Matt Gresham at The Oxford Circus

Kate Young
21st Jul 2016

Matt Gresham is an artist who is known for his honest and soulful performance and Saturday night's gig was no exception. Making his Sydney debut at The Oxford Circus, the gig was an intimate conversation between artist and audience.

After warmly welcoming the audience, beanie clad Gresham suited up, armed with his guitar and prepared to blow the audience away. From the very first note sung, Gresham’s powerful vocals commanded attention and held you captivated to the very end.

Gresham’s energy and ecstasy was compelling to watch as he delivered every song with truth and conviction. The pure joy that he embodies when he plays radiates not only into the audience but also onto the world.

For the tour Gresham has teamed up with the very talented Luke Liang - I'm unsure how long the two have been playing together but it seems like forever.
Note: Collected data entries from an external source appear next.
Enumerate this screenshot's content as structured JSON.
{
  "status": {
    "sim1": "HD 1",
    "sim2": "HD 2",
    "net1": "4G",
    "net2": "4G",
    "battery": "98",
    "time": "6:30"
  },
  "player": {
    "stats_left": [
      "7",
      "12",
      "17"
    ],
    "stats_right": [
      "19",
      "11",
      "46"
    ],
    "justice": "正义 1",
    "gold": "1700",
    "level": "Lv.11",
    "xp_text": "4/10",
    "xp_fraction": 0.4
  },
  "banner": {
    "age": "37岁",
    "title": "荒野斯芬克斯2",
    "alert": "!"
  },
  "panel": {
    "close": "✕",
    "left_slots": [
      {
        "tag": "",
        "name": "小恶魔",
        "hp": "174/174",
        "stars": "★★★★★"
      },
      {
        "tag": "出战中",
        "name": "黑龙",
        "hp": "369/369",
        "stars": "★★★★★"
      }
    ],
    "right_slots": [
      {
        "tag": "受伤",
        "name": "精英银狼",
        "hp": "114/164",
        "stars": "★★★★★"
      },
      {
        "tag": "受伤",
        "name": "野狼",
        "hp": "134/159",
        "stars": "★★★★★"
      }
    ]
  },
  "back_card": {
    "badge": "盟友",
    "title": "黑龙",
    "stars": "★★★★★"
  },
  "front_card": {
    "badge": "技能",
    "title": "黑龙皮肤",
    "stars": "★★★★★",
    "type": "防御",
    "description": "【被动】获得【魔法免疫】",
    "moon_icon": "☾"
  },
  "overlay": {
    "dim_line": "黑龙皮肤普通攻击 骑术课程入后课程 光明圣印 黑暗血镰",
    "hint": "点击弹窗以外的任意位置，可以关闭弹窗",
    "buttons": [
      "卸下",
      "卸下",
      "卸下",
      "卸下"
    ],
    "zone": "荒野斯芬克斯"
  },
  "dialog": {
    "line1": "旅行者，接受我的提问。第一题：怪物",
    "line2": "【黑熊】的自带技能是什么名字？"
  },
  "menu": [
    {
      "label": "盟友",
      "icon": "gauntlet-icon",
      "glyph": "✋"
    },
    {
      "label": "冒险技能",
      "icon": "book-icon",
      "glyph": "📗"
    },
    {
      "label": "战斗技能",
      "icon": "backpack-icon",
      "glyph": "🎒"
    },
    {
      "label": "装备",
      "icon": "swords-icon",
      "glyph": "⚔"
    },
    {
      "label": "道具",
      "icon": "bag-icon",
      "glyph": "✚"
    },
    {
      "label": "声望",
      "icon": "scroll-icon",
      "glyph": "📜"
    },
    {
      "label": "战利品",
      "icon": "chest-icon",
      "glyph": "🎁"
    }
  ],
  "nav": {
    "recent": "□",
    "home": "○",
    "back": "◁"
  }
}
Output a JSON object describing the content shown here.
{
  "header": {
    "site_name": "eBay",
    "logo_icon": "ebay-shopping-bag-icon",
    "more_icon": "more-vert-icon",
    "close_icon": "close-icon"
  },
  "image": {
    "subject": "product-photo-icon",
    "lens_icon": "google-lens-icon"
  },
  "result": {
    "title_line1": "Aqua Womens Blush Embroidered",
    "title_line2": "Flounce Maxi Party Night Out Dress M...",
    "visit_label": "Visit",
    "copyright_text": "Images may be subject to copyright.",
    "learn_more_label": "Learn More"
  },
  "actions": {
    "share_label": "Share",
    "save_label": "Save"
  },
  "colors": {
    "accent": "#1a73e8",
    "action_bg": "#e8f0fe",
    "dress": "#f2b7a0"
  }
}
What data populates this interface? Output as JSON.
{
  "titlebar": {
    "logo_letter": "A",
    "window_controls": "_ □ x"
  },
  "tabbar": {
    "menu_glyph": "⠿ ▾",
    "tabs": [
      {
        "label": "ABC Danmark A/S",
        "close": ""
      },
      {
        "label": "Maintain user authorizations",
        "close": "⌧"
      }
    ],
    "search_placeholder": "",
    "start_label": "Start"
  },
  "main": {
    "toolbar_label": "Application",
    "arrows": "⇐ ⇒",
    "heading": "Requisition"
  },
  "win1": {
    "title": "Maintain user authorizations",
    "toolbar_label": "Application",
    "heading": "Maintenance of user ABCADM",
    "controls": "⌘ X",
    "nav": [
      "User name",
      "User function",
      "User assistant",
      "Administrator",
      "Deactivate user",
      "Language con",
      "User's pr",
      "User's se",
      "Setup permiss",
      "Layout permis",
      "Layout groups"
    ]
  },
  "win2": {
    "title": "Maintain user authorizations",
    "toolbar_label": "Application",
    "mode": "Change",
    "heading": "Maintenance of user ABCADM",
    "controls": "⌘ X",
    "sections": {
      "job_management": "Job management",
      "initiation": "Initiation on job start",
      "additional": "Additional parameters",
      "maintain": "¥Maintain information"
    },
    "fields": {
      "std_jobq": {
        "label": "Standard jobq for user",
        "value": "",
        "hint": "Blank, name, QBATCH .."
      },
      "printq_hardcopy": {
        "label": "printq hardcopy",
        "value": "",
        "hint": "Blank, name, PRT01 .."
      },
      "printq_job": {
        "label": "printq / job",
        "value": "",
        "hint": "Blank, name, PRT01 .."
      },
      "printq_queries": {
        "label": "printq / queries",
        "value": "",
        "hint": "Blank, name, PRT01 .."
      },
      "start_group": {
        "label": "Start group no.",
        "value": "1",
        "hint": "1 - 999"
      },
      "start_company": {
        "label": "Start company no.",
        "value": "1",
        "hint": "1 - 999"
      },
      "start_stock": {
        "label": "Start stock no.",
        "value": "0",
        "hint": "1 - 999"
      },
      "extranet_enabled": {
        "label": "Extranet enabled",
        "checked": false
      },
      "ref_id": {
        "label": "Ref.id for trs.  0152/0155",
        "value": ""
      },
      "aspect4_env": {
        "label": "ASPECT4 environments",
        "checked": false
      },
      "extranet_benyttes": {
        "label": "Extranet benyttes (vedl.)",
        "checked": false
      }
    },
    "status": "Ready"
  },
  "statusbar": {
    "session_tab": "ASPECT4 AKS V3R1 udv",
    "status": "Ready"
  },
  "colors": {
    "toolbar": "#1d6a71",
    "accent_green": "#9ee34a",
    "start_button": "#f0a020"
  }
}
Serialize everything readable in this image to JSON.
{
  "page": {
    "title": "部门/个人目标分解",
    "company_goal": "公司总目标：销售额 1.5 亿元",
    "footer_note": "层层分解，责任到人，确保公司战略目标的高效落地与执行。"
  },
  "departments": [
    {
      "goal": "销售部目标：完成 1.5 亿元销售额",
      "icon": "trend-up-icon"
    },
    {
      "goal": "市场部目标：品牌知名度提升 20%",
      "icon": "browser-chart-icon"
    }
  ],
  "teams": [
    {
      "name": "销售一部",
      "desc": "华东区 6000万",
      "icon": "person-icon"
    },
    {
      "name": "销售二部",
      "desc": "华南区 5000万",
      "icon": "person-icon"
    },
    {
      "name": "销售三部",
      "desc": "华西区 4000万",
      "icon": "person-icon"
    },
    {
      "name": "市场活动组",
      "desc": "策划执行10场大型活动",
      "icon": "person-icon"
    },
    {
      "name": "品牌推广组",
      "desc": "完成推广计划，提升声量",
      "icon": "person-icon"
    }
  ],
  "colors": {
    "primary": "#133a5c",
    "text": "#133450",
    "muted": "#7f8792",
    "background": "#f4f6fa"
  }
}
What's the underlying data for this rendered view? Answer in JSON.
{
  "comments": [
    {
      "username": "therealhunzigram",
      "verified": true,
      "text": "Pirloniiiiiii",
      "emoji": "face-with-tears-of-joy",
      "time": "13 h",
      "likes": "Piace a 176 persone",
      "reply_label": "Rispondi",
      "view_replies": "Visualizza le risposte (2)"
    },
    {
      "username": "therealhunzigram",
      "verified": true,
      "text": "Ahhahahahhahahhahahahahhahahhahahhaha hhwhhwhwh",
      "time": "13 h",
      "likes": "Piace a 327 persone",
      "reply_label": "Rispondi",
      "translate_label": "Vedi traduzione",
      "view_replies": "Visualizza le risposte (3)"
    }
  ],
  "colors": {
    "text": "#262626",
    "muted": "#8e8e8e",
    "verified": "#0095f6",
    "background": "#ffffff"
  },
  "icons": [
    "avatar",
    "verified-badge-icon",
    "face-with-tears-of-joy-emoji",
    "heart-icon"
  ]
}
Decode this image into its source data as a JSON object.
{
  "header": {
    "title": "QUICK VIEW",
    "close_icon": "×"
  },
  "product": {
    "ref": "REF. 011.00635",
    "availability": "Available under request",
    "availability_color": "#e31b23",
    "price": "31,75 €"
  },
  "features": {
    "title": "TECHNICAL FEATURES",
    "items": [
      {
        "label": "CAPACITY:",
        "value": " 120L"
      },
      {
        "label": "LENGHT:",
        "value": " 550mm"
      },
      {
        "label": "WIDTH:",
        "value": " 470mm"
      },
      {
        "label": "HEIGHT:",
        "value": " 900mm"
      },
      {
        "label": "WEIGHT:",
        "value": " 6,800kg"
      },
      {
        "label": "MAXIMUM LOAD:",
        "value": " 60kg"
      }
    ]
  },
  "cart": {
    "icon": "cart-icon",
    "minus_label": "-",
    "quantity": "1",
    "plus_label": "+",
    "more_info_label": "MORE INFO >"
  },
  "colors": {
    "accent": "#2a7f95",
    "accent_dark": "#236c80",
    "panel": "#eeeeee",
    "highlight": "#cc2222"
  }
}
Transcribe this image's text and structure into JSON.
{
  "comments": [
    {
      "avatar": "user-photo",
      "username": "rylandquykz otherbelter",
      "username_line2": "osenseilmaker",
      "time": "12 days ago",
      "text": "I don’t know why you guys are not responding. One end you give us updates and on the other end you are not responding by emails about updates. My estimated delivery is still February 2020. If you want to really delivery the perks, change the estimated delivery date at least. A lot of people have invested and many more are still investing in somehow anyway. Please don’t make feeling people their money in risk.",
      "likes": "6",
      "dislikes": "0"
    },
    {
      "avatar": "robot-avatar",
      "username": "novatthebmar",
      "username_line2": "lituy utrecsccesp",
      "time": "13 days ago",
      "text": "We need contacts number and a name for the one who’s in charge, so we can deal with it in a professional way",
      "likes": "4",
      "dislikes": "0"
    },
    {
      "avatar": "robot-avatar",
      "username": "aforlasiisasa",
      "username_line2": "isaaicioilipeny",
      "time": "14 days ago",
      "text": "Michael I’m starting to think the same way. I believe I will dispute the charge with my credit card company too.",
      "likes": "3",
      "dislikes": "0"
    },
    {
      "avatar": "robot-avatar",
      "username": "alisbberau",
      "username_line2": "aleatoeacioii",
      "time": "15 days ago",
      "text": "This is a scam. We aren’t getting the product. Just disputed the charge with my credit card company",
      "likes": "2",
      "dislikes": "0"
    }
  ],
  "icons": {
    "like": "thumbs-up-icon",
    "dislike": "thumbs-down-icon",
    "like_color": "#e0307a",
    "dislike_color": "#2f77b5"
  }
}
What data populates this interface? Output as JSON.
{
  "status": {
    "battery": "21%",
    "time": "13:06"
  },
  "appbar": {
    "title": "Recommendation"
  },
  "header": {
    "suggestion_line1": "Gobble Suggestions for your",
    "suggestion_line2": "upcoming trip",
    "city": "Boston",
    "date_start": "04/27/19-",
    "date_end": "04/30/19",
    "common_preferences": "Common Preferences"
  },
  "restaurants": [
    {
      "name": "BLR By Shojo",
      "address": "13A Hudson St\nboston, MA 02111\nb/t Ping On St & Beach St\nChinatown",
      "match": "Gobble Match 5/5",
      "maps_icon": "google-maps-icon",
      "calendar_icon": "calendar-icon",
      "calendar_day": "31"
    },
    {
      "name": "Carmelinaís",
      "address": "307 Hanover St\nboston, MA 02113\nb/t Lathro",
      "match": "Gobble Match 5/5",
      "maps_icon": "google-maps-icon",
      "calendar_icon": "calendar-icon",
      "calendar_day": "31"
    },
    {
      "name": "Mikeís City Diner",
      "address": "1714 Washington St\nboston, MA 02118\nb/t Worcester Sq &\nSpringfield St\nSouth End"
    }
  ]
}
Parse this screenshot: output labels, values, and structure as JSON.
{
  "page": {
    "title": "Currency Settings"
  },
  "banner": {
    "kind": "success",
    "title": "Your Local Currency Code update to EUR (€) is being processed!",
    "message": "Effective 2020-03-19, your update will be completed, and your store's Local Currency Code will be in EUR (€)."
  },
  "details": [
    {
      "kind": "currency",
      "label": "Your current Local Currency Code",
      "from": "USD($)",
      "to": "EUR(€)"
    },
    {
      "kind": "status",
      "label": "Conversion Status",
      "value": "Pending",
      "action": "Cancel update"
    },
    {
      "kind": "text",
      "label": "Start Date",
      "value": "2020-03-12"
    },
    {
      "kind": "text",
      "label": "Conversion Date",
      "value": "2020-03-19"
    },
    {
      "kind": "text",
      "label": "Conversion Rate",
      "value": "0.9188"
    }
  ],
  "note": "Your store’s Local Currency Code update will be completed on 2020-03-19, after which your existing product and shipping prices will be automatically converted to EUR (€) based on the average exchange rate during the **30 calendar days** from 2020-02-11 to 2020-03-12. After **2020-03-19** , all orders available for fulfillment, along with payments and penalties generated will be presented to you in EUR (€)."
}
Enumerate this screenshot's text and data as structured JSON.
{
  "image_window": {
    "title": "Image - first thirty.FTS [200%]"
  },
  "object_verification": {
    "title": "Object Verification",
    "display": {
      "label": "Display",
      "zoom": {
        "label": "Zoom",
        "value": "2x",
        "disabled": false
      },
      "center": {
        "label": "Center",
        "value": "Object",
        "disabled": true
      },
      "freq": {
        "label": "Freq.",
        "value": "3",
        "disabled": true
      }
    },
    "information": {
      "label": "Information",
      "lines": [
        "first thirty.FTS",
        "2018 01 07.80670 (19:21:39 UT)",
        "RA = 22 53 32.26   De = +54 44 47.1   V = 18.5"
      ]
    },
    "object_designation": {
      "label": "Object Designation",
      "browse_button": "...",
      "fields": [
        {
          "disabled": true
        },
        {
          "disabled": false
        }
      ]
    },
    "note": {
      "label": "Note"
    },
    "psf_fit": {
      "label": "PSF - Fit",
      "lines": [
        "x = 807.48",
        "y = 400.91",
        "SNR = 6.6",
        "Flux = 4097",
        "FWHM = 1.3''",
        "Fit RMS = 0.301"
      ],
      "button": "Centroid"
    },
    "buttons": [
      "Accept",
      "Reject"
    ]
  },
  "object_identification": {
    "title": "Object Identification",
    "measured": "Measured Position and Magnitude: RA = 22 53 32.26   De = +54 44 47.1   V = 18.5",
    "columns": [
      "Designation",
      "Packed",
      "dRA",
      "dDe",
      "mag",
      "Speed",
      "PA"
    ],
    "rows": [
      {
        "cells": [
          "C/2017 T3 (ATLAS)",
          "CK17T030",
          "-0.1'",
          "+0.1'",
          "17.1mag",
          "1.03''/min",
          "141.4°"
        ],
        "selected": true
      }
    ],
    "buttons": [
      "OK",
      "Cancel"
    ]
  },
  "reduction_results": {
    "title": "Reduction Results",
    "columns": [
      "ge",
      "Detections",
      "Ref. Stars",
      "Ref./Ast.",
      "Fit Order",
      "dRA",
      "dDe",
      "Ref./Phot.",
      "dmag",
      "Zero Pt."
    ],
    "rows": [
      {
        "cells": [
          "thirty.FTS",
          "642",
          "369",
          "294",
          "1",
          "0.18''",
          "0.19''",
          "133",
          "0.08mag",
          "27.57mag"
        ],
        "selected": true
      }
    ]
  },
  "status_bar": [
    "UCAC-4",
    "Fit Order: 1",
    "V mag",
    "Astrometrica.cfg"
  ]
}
The connection between the two on stage is undeniable and unique. Not a lot was said between the two of them but then there was no need as there was this unspoken musical bridge that had them in sync and feeding off each other. Matt very graciously shared the spot light and at many times encouraged the audience to give the fellow artist credit for his talents.

A large number of the songs played during the set were from a new EP that’s in the works. There are definite reggae, funk and jazz inspired aspects to Gresham's songs, all while adding a unique rhythmic percussion element to his guitar playing.

Halfway through the set the vibe was turned on its head when Gresham broke into a hip-hop number that was co written with Brooklyn artist and activist Talib Kweli. Gresham even at times throughout the number abandoned the mic, and just let the raw intensity of lyrics flow through his form.

“Survive on Love” was a catchy little number singing the praises and the power of love. Touching and inspiring the crowd enough to have us all singing in chorus at the top of our lungs “we can survive on love."

Two covers came from opposite sides of musical spectrum. First up was Gresham’s take on Paul Simon's “Diamonds on the Soles of Her Shoes” - obviously a favourite song of his because of the smile that he wore was brighter then the diamonds he chanted about. The other cover was Drake’s “Hotline Bling” which is hands down my favourite version I have and will ever hear of this song. Stripped back, it’s a sexy jazzy number of a scorned lover.

Gresham closed out the set with two encore tracks "Small Voices," a no-holds-barred song with a vocal style that harmoniously balances between regret and determination, while "Ghost," the most recent release, is almost like a tranquil lullaby on ecstasy, combining electronic, indie and pop elements.

Matt Gresham may be only just beginning to find his feet in what I’m sure to him feels like a decade of drowning in the musically unknown. But never have I before experienced seeing a musician that is just so humble to play for people. His voice commands attention whether he’s belting at the top of his lungs, performing falsetto acrobats or punctuating a narrative with silence. Guy Sebastian was correct when he told Matt Gresham all those years ago on X Factor: "You will be an artist, you will record albums, you will write songs that people will buy and will love."